Fundus photography claims must include a written interpretation, and the documentation should clarify whether the pupil was dilated and which dilation drug was used. “A copy of the fundus photographs must be retained in the patient’s medical records, in addition to the interpretation and report,” O’Leary stressed. Without the photo, the code’s professional and technical components will be denied. These codes are inherently bilateral, and if you perform this unilaterally, you could be subject to a fee reduction, she cautioned.

“Then you’ve got extended ophthalmoscopy, which is the detailed examination of the retina and always includes a true drawing of the retina with interpretation and report,” she said. “It is performed by the physician when a more detailed examination is needed following routine ophthalmoscopy, and it must be used in the medical decision making of the patient,” O’Leary noted.

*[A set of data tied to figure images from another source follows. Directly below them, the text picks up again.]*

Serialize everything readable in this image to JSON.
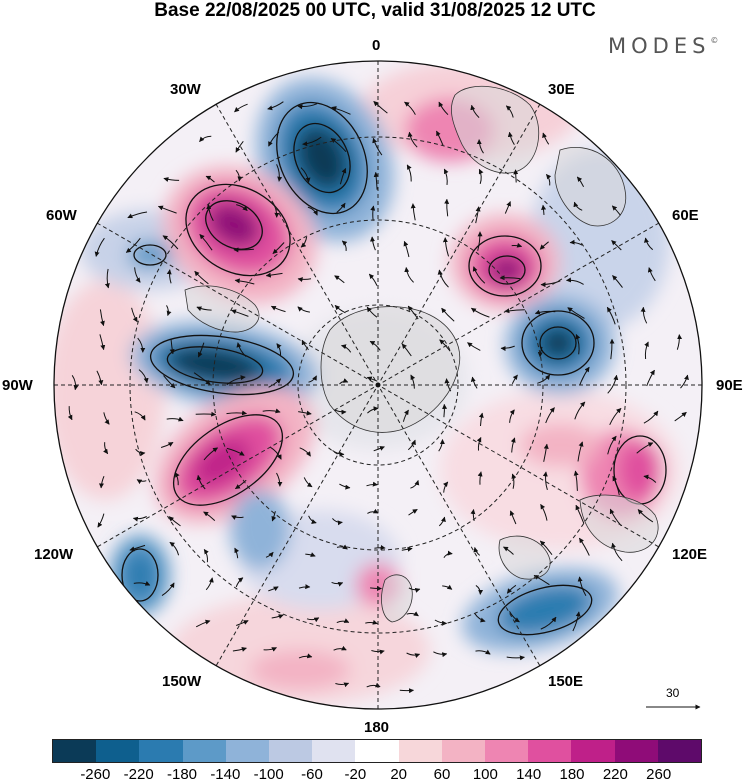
{
  "header": {
    "title": "Base 22/08/2025 00 UTC, valid 31/08/2025 12 UTC",
    "brand": "MODES",
    "brand_mark": "©"
  },
  "map": {
    "projection": "north polar stereographic",
    "longitude_labels": [
      "0",
      "30E",
      "60E",
      "90E",
      "120E",
      "150E",
      "180",
      "150W",
      "120W",
      "90W",
      "60W",
      "30W"
    ],
    "reference_vector": "30",
    "anomaly_centers": [
      {
        "name": "north-atlantic-low",
        "sign": "negative",
        "strength": 260
      },
      {
        "name": "greenland-high",
        "sign": "positive",
        "strength": 220
      },
      {
        "name": "scandinavia-high",
        "sign": "positive",
        "strength": 260
      },
      {
        "name": "west-siberia-low",
        "sign": "negative",
        "strength": 260
      },
      {
        "name": "hudson-bay-low",
        "sign": "negative",
        "strength": 260
      },
      {
        "name": "canada-high",
        "sign": "positive",
        "strength": 220
      },
      {
        "name": "east-asia-high",
        "sign": "positive",
        "strength": 140
      },
      {
        "name": "north-pacific-low",
        "sign": "negative",
        "strength": 180
      }
    ]
  },
  "colorbar": {
    "colors": [
      "#0b3a57",
      "#0e5f8e",
      "#2b7bb0",
      "#5d9ac8",
      "#8fb3d9",
      "#bcc9e3",
      "#e0e2f0",
      "#ffffff",
      "#f7d7da",
      "#f3b3c4",
      "#ee85b2",
      "#e0509f",
      "#bf2089",
      "#8f0c78",
      "#5e0a6a"
    ],
    "ticks": [
      "-260",
      "-220",
      "-180",
      "-140",
      "-100",
      "-60",
      "-20",
      "20",
      "60",
      "100",
      "140",
      "180",
      "220",
      "260"
    ]
  }
}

Extended ophthalmoscopy is indicated when the level of exam requires a complete review of the posterior segment of the eye and documentation is greater than that required of general ophthalmoscopy, she added. However, it’s not covered by Medicare when it’s performed only as a screening service.

“Extended ophthalmoscopy has several coverage limitations, which you can read in the LCD,” O’Leary acknowledged. “For instance, performing it on a fellow eye without signs/ symptoms or new abnormalities will be denied as not medically necessary,” she warned.

The medical record for extended ophthalmoscopy must include a relevant medical history, physical exam, and pertinent diagnostic test results/procedures to support medical necessity.

“Retinal drawings [92201] must meet certain specifications as indicated in the LCD,” she added.

Frequency guidelines for extended ophthalmoscopy may differ based on the patient’s condition, so check the LCD for that information. In addition, O’Leary noted extended ophthalmoscopy performed during the global package of a related ophthalmic surgery is not separately billable.